The platforms built for professionals (CoStar, REIS, PropStream, Propwire) are expensive. CoStar starts at several hundred dollars per month for residential data. PropStream is cheaper but still $99/month to start, with an interface built for the 2010s. These platforms exist because professional investors were willing to pay for data access. But the pricing and the interface design signal that these tools were built for brokers and institutional buyers, not for the individual investor who wants to underwrite 20 leads on a Saturday afternoon.

And then there is the BiggerPockets universe: forums, calculators, a Facebook group energy. Great community. But the deal analysis tools are basic, and there is no connection between the community discussion and the actual property data.

None of these things are wrong, exactly. They are all doing what they were designed to do. What I wanted did not exist.

What I wanted

I wanted a tool that pulled public records automatically, scored deals against my buy box, surfaced motivated seller signals (vacancy, tax delinquency, probate filings, absentee ownership), let me run BRRRR and flip and wholesale math in a single view, and worked on my phone.

I wanted it to be free to try. Not free as a lead-gen trick before a hard upsell, but genuinely free: enough capability that a beginner can get real value without a credit card.

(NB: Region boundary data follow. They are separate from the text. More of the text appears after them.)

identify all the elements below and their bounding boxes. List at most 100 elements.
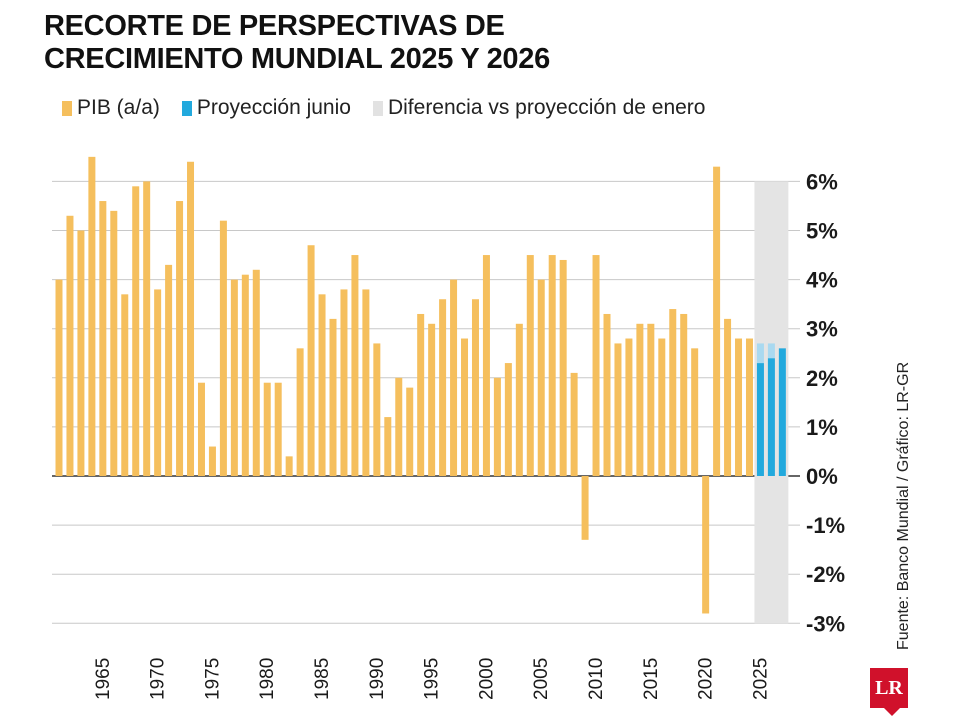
x-tick-label: 2010	[586, 658, 607, 700]
bar-gdp-2018	[680, 313, 688, 476]
y-tick-label: -3%	[806, 611, 845, 636]
x-tick-label: 2000	[476, 658, 497, 700]
bar-gdp-1999	[471, 299, 479, 476]
bar-gdp-1990	[373, 343, 381, 476]
bar-projection-2027	[778, 348, 786, 476]
bar-gdp-2024	[745, 338, 753, 476]
chart-title: RECORTE DE PERSPECTIVAS DE CRECIMIENTO M…	[44, 10, 744, 76]
bar-gdp-1974	[197, 382, 205, 476]
x-tick-label: 2005	[531, 658, 552, 700]
y-tick-label: 5%	[806, 219, 838, 244]
bar-projection-2026	[767, 358, 775, 476]
bar-gdp-2000	[482, 255, 490, 476]
bar-gdp-1993	[406, 387, 414, 476]
legend-swatch-gdp	[62, 100, 72, 116]
bar-gdp-2012	[614, 343, 622, 476]
x-tick-label: 1965	[93, 658, 114, 700]
y-tick-label: 0%	[806, 464, 838, 489]
legend-item-projection: Proyección junio	[181, 96, 351, 120]
bar-gdp-2021	[713, 166, 721, 477]
bar-gdp-2020	[702, 476, 710, 614]
bar-gdp-2009	[581, 476, 589, 540]
bar-gdp-2023	[735, 338, 743, 476]
x-tick-label: 2015	[641, 658, 662, 700]
bar-gdp-1980	[263, 382, 271, 476]
y-axis-ticks: 6% 5% 4% 3% 2% 1% 0% -1% -2% -3%	[806, 169, 845, 636]
x-tick-label: 1970	[148, 658, 169, 700]
y-tick-label: -1%	[806, 513, 845, 538]
bar-gdp-1975	[208, 446, 216, 476]
bar-gdp-1969	[143, 181, 151, 476]
legend-item-difference: Diferencia vs proyección de enero	[372, 96, 706, 120]
chart-title-line2: CRECIMIENTO MUNDIAL 2025 Y 2026	[44, 43, 550, 75]
bar-gdp-1979	[252, 269, 260, 476]
legend-label-gdp: PIB (a/a)	[77, 96, 160, 119]
bar-gdp-1985	[318, 294, 326, 476]
bar-gdp-1970	[154, 289, 162, 476]
bar-gdp-1961	[55, 279, 63, 476]
bar-gdp-1982	[285, 456, 293, 476]
bar-gdp-1989	[362, 289, 370, 476]
source-note: Fuente: Banco Mundial / Gráfico: LR-GR	[895, 361, 912, 650]
bar-gdp-1991	[384, 417, 392, 476]
bar-projection-2025	[756, 363, 764, 476]
bar-gdp-1995	[428, 323, 436, 476]
bar-gdp-2016	[658, 338, 666, 476]
grid-lines	[52, 180, 800, 624]
bar-gdp-1994	[417, 313, 425, 476]
y-tick-label: 1%	[806, 415, 838, 440]
lr-logo: LR	[870, 668, 908, 716]
x-tick-label: 1980	[257, 658, 278, 700]
bar-gdp-1992	[395, 377, 403, 476]
x-tick-label: 1985	[312, 658, 333, 700]
bar-gdp-1972	[176, 201, 184, 477]
x-tick-label: 1975	[202, 658, 223, 700]
bar-gdp-2011	[603, 313, 611, 476]
bar-gdp-2008	[570, 372, 578, 476]
y-tick-label: 3%	[806, 317, 838, 342]
bar-gdp-2010	[592, 255, 600, 476]
bar-gdp-2022	[724, 318, 732, 476]
bar-gdp-2015	[647, 323, 655, 476]
bar-gdp-2005	[537, 279, 545, 476]
bar-gdp-1987	[340, 289, 348, 476]
bars	[55, 156, 786, 614]
bar-gdp-1996	[439, 299, 447, 476]
legend-item-gdp: PIB (a/a)	[62, 96, 160, 120]
bar-gdp-1968	[132, 186, 140, 476]
bar-gdp-2003	[515, 323, 523, 476]
bar-gdp-1973	[187, 161, 195, 476]
legend-label-difference: Diferencia vs proyección de enero	[387, 96, 706, 119]
y-tick-label: 2%	[806, 366, 838, 391]
bar-gdp-1971	[165, 264, 173, 476]
y-tick-label: -2%	[806, 562, 845, 587]
bar-gdp-1976	[219, 220, 227, 476]
bar-gdp-1986	[329, 318, 337, 476]
bar-gdp-2019	[691, 348, 699, 476]
bar-gdp-1962	[66, 215, 74, 476]
bar-gdp-2006	[548, 255, 556, 476]
bar-gdp-1981	[274, 382, 282, 476]
bar-gdp-1977	[230, 279, 238, 476]
bar-gdp-1964	[88, 156, 96, 476]
bar-gdp-1988	[351, 255, 359, 476]
bar-gdp-1983	[296, 348, 304, 476]
bar-gdp-2014	[636, 323, 644, 476]
bar-gdp-2013	[625, 338, 633, 476]
bar-gdp-1965	[99, 201, 107, 477]
x-tick-label: 1995	[422, 658, 443, 700]
y-tick-label: 6%	[806, 169, 838, 194]
legend-swatch-difference	[372, 100, 383, 116]
bar-difference-2026	[767, 343, 775, 359]
bar-gdp-2002	[504, 363, 512, 476]
bar-gdp-2017	[669, 309, 677, 476]
bar-gdp-1997	[450, 279, 458, 476]
bar-gdp-2001	[493, 377, 501, 476]
bar-gdp-2007	[559, 259, 567, 476]
x-tick-label: 2020	[696, 658, 717, 700]
legend-label-projection: Proyección junio	[196, 96, 351, 119]
chart-title-line1: RECORTE DE PERSPECTIVAS DE	[44, 10, 505, 42]
bar-gdp-1998	[461, 338, 469, 476]
bar-gdp-1967	[121, 294, 129, 476]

I wanted it to be honest about its limitations. The deal score is a filter, not a guarantee. The AI analysis is a starting point, not financial advice. I wanted a tool that helped me think better, not one that promised to replace thinking.

How we built it

I am a data engineer by background, not a real estate agent or a broker. That turned out to be exactly the right starting point for this problem.

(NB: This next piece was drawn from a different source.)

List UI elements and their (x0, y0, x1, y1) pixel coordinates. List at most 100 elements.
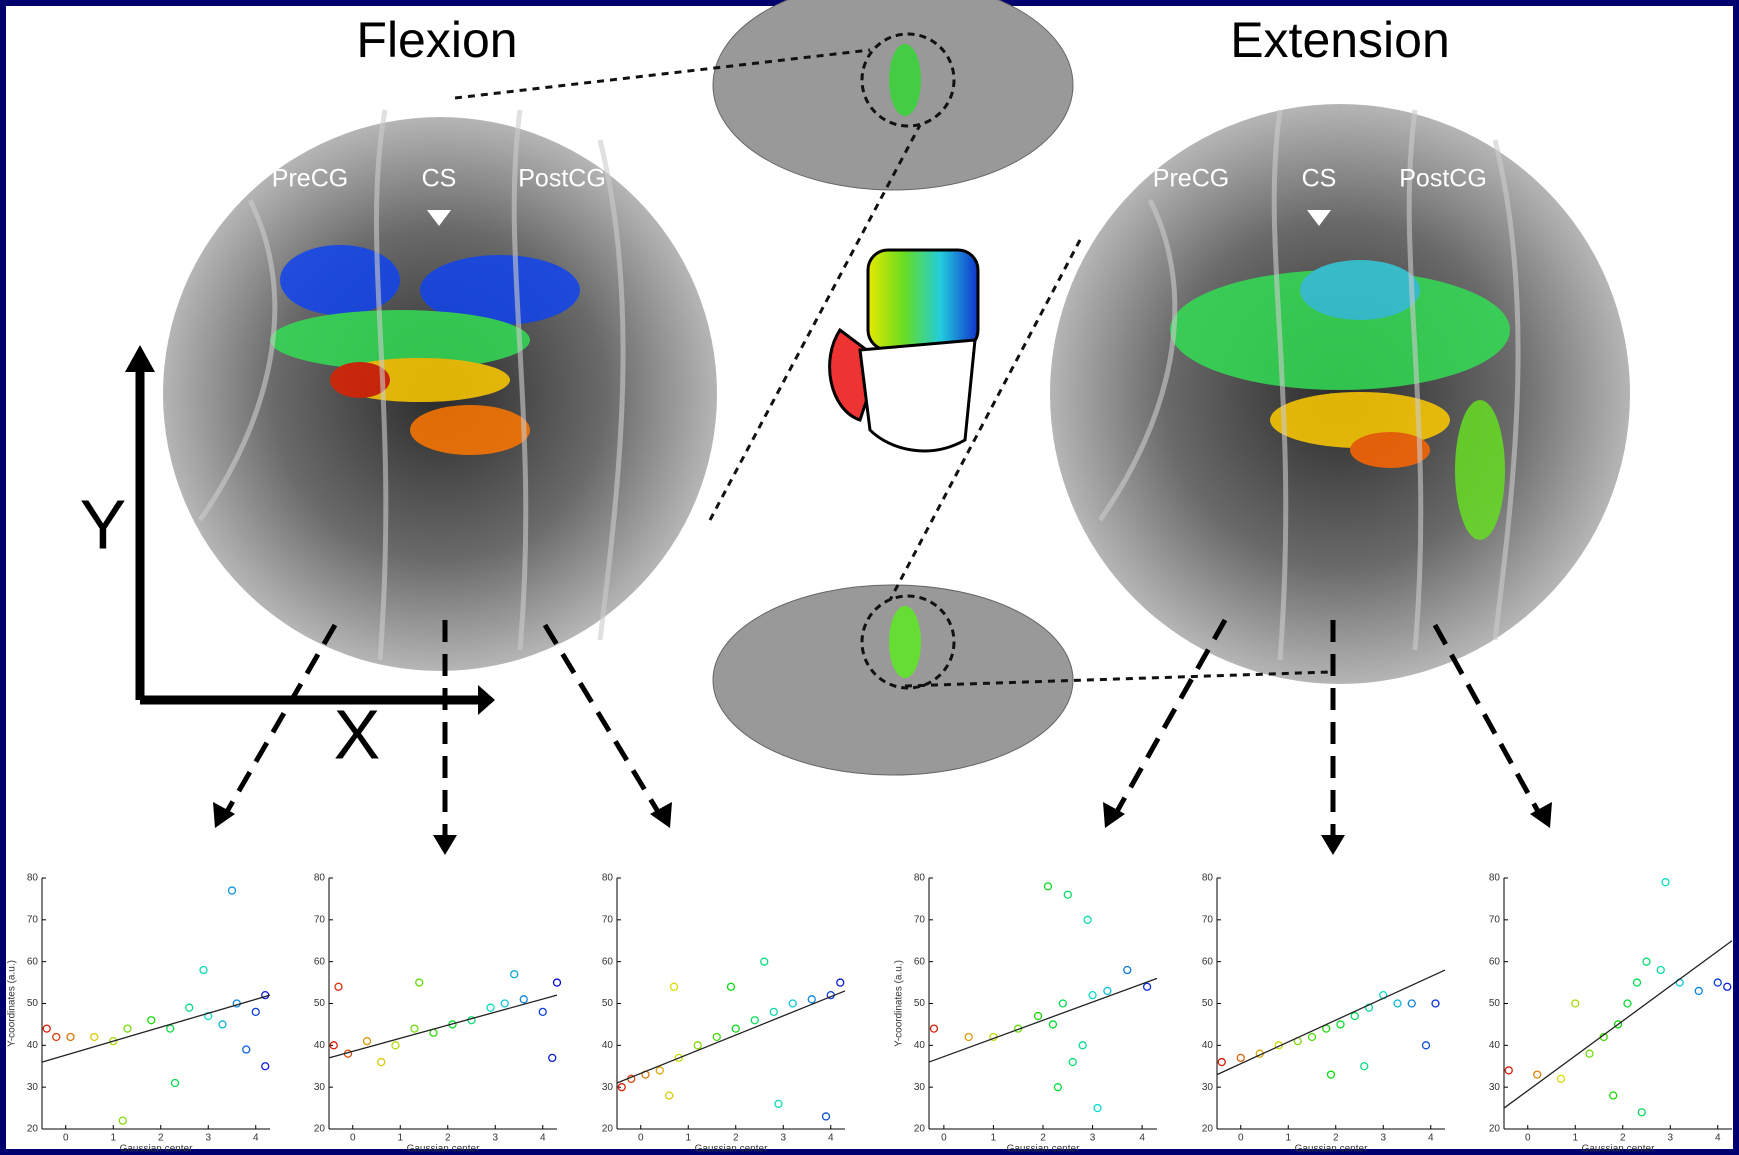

The first decision was the data layer. I chose public county records as the foundation and wrote custom Rust connectors to ingest, normalize, and diff county data on a rolling basis. No data licenses. No MLS scraping. Pure public record.

The second decision was the interface. No framework, no build tool, no bundler. Static HTML, CSS, and JavaScript. It loads in under a second. It works on a phone. It runs as a PWA. The constraint forced clarity: every piece of the interface had to earn its presence.

The third decision was AI. Large language models are genuinely useful for the narrative part of deal analysis: summarizing signals, explaining the deal score reasoning, identifying issues I might have missed. I plugged in Groq (fast, cheap, open-weight models) behind a server-side proxy so the key never touches the client. The AI is a copilot, not the product.

Fifteen weeks from first commit to launch. The first version covers 10 counties. More are coming every week.

What we believe

We believe that the information advantage in real estate investing belongs to the people who do the work, not to the people who pay the most for software.

We believe that public data should be publicly accessible in a form that is actually useful, not buried in county portals that require you to know the right fields to query.

We believe that a free tier should be genuinely useful. Not crippled. Not a demo. Useful enough that you can find a good deal without spending a dollar.

We will charge for the things that cost us real money to provide: the off-market list feeds, the AI analysis at scale, the team features, the API. But the foundation is free because the data is public and the tools to use it should be too.

Who this is for

Scouq is for the investor who is serious enough to do their own analysis. Not the casual browser who might buy a house someday. Not the institutional buyer who has a research team. The individual or small team who is underwriting deals every week and needs better tools.

If that is you: welcome. Tell me what is missing. I read every piece of feedback. This is version one. The roadmap is long.

Miles Dirmann Founder, Scouq May 12, 2026

Miles Dirmann

Miles is the founder of Scouq. He spent a decade in data engineering before turning his attention to real estate investing and building the tools he wished existed.